Estimada María del Carmen,
Qué grato para mí que haya visitado no sólo mi espacio virtual sino, también, las sensibles ventanas de mi intimidad, en las que pocos se fijan (hay que tener ojos para ver).

Desde el tema de padres e hijos nos hermanan realidades milenarias a partir de nuestras culturas de origen. Y, es cierto, nos está minando la misma lacra social, que ha trastornado totalmente la delicada misión del padre.

El afán por conseguir el sustento y transmitir el espíritu solidario ha sido suplantado por una sobreoferta material con una paradójica ausencia literal del personaje central de nuestra historia. Estamos en el caos. La dirección aparece confusa. Confiemos, sin embargo, en las enseñanzas de la historia. En algún momento tendremos que reaccionar.

Estos espacios sirven para mantener viva la llama del espíritu integrador y, ojalá, contribuyan a encender, como le ocurre a usted, el recuerdo de otras realidades posibles, basadas en experiencias de verdadero interés por el otro, de vocación de servicio, a distancia del exitismo protagónico y de ambiciones desmedidas o depredadoras.

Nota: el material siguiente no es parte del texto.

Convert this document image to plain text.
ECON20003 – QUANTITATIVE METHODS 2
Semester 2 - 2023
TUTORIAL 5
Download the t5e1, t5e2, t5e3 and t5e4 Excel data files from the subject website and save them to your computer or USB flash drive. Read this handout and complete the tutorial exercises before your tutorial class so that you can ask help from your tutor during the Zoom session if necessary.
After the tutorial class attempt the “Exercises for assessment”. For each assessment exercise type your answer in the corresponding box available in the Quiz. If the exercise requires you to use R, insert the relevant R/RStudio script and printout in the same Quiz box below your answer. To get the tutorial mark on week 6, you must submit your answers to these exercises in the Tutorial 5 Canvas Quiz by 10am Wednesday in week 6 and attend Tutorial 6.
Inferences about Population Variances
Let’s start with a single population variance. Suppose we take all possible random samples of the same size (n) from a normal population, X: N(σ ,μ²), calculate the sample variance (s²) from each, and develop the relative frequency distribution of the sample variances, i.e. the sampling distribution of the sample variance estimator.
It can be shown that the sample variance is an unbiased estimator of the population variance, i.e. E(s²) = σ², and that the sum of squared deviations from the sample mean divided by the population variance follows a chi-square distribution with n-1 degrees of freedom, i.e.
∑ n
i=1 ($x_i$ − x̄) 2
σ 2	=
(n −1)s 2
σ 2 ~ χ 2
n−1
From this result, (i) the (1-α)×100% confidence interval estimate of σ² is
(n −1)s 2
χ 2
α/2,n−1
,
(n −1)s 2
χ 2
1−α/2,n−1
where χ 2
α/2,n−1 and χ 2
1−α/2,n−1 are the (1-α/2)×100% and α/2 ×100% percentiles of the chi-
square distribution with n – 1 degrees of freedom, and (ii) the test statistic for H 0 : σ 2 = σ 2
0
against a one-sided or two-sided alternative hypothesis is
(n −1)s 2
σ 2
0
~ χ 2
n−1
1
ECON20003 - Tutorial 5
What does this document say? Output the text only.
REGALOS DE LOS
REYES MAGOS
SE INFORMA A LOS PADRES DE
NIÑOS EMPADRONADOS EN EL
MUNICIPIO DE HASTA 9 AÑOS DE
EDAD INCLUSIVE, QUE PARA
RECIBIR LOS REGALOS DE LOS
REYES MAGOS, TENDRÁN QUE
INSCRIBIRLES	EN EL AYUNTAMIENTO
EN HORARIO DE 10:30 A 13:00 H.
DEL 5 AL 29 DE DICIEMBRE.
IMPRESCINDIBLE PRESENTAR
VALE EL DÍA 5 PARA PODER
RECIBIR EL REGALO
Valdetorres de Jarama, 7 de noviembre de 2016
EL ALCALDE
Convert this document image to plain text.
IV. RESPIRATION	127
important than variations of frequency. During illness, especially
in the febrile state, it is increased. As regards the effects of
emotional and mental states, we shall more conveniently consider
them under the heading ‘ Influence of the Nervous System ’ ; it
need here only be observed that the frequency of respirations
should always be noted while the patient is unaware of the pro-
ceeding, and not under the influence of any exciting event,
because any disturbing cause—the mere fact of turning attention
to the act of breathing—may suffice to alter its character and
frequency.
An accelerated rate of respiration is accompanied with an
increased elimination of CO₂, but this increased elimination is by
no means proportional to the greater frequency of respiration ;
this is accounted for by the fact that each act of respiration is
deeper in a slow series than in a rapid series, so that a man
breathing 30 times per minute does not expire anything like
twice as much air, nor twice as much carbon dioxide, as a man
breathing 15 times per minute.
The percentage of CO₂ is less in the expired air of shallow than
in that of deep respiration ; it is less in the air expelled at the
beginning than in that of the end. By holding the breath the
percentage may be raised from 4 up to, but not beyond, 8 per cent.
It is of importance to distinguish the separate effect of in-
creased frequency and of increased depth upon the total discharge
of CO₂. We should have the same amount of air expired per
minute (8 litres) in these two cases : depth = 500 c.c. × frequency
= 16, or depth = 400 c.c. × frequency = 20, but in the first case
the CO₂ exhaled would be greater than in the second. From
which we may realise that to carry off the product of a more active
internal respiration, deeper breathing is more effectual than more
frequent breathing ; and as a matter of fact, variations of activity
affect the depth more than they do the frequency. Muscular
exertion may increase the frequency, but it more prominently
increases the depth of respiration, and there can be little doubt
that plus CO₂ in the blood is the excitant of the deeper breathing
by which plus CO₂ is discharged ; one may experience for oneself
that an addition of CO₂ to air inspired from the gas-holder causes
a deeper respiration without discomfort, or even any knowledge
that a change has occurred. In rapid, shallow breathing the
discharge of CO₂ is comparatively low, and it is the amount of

Muchas gracias por sus comentarios. ¡Estuvieron "padrísimos"!

Un saludo afectuoso,
Pedro Morales, su hermano peruano

Milagros dijo...

Buenas tardes , fue de casualidad que encontre su blog por que estaba leyendo acerca de la psicoterapia y salio su blog en google , una suerte que pueda leerlo y encontrarlo de casualidad.

Un texto que refleja un amor sincero hacia su padre , y realmente por todo lo mencionado su padre era un hombre ejemplar.

Lo sigo para poder leer con mas frecuencia sus entradas!!

Un abrazo

oscar maldonado dijo...

Pedro, que semblanza más enternecida, cuando te preguntas acerca de haber sido buen padre, podría comentar mucho sobre el mio, distancias mil del tuyo, aunque quizá generacionalmente iguales, pero la templanza es algo que no todos los seres tienen... en fin, me haces evocar cuando a mi retorno patrio me volvi a encontrar contigo nuevamente como maestro que ya eras, tu extrañeza, tu semblante, hoy te veo siempre , lo que me agrada, es más, siempre has sido un buen padre porque creo has tenido la entereza de sostener con un vinculo empático a varios muchos en los últimos ahora 30 años. Que bueno que me indicaste lo del bolg, ahora podré seguir nutriéndome, en mi solaz, de lo que escribes y piensas... la comida siempre ha sido un buen motivo, no?